Significance: The slew of contracts signed by Chasen has undoubtedly raised the profile of the company. In addition, the joint venture agreement will help to facilitate Chasen’s move to enter into the Chinese infrastructure market.
Adviser Shuns Privatisation Offer by F&N
A proposed privatisation deal involving Fraser & Neave (F&N) and its subsidiary Frasers Property (China) has hit a bump. The independent board committee (IBC) that had been set up to advise shareholders on the deal, together with CIMB have advised shareholders to vote against the privatisation plan by F&N. Shareholders of the subsidiary will be voting on the proposed deal on 30 July 2012, which will pay them HK$0.28 per share. The advisers called the terms “not fair and reasonable” in the scheme document posted on the subsidiary’s website. In addition the board of the subsidiary highlighted a new adjusted net asset value (NAV) of HK$0.525 a share in a filing to the Singapore Exchange yesterday. As a result the offer price would be at a “considerably deeper” 46.7 percent discount. However, F&N said in a letter to shareholders that the proposal offers a cash exit opportunity at a premium to market prices, and some comparable listed property peers are trading at higher NAV discounts than the company’s privatisation offer.
Significance: While the advice by CIMB to the IBC is negative, there is no assurance that if the deal is scuttled, that the current trading price – which shot up to HK$0.27 – will remain at that level.

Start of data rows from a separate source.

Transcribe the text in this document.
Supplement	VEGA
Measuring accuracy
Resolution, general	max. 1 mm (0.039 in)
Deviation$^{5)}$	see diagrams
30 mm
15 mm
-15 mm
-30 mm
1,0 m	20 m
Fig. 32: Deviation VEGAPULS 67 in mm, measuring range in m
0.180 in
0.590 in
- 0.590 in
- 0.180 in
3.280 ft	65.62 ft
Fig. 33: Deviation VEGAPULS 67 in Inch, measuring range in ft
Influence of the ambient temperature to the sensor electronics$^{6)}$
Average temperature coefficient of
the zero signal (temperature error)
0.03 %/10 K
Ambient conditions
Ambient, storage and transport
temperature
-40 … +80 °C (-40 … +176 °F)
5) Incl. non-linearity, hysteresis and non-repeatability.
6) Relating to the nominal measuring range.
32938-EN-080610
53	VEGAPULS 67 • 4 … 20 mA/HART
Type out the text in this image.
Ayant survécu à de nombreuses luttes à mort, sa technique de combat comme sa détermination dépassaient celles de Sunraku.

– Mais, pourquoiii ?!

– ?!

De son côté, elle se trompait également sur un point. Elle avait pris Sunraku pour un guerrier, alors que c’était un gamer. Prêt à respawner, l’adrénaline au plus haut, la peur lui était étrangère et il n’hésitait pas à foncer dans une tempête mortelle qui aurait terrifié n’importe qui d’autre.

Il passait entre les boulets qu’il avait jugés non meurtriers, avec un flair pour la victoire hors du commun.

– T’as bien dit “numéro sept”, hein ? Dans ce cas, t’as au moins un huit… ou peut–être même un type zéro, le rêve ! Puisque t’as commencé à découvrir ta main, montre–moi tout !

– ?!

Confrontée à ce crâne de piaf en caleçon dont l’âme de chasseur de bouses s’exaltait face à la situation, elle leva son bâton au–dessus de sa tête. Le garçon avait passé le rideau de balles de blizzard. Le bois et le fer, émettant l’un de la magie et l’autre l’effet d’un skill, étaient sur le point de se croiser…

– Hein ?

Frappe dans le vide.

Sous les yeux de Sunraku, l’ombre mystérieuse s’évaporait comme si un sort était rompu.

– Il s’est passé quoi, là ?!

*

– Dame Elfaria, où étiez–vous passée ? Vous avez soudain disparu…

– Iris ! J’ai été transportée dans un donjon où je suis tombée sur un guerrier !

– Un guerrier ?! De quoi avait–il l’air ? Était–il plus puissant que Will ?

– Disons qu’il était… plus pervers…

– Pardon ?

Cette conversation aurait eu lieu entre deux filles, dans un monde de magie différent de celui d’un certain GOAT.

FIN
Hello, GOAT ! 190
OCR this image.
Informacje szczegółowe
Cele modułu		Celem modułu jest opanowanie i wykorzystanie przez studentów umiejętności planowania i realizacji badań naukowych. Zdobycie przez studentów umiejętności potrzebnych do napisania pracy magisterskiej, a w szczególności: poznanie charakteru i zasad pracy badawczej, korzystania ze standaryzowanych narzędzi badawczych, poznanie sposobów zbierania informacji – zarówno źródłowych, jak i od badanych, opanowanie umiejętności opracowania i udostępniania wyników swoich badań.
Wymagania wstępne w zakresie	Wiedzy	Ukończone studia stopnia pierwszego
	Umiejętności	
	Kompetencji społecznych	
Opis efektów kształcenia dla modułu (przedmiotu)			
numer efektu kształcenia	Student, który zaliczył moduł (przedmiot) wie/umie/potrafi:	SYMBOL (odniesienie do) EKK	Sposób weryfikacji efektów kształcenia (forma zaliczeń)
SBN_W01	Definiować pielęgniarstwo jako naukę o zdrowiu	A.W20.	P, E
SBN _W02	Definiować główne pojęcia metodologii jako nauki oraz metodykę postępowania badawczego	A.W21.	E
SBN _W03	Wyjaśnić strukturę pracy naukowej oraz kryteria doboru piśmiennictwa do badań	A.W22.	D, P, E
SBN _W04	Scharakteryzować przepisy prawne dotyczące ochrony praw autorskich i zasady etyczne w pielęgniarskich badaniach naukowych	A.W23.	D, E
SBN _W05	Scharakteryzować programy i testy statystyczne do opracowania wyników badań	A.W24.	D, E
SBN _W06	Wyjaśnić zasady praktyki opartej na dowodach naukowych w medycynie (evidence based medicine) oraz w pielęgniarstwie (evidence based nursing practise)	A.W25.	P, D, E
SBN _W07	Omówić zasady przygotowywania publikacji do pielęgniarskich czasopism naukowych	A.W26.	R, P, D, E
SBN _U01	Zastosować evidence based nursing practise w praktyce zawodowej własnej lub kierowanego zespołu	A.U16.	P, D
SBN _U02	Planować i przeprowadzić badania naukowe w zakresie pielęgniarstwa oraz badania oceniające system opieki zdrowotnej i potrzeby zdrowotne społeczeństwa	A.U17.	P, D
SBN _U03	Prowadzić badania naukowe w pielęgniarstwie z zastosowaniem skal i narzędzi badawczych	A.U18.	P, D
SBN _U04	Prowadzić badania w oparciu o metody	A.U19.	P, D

Esteemed Businessmen, Tony Chew Buys Into Intraco
Tony Chew, through his investment company, Asia Resource Corporation (ARC) bought up 20.99 million Intraco shares at $0.56 from Oei Hong Leong in a married deal on 4 July 2012. ARC picked up a further million shares from Macondray in a separate deal on the same day to raise his shareholding in Intraco from nil to 22.3 percent. Chew, ARC’s executive chairman said that the strategic stake in Intraco was a testament of ARC’s belief of the intrinsic value of Intraco’s “history and pedigree, and good potential for the organisation to rebuild itself”. The purchase of Intraco’s shares also attracted attention from investors as Chew had bought the stake just weeks after Oei had worked very hard to acquire the stake. Oei said that he sold the stake after realising how illiquid the stock was, and that it was difficult for him to pick up more shares to eventually gain a controlling stake.
Significance: Seeing and being able to harness the potential in businesses is something Chew has often been credited with. This is particularly important as Intraco recently reported steep losses in its FY11 report.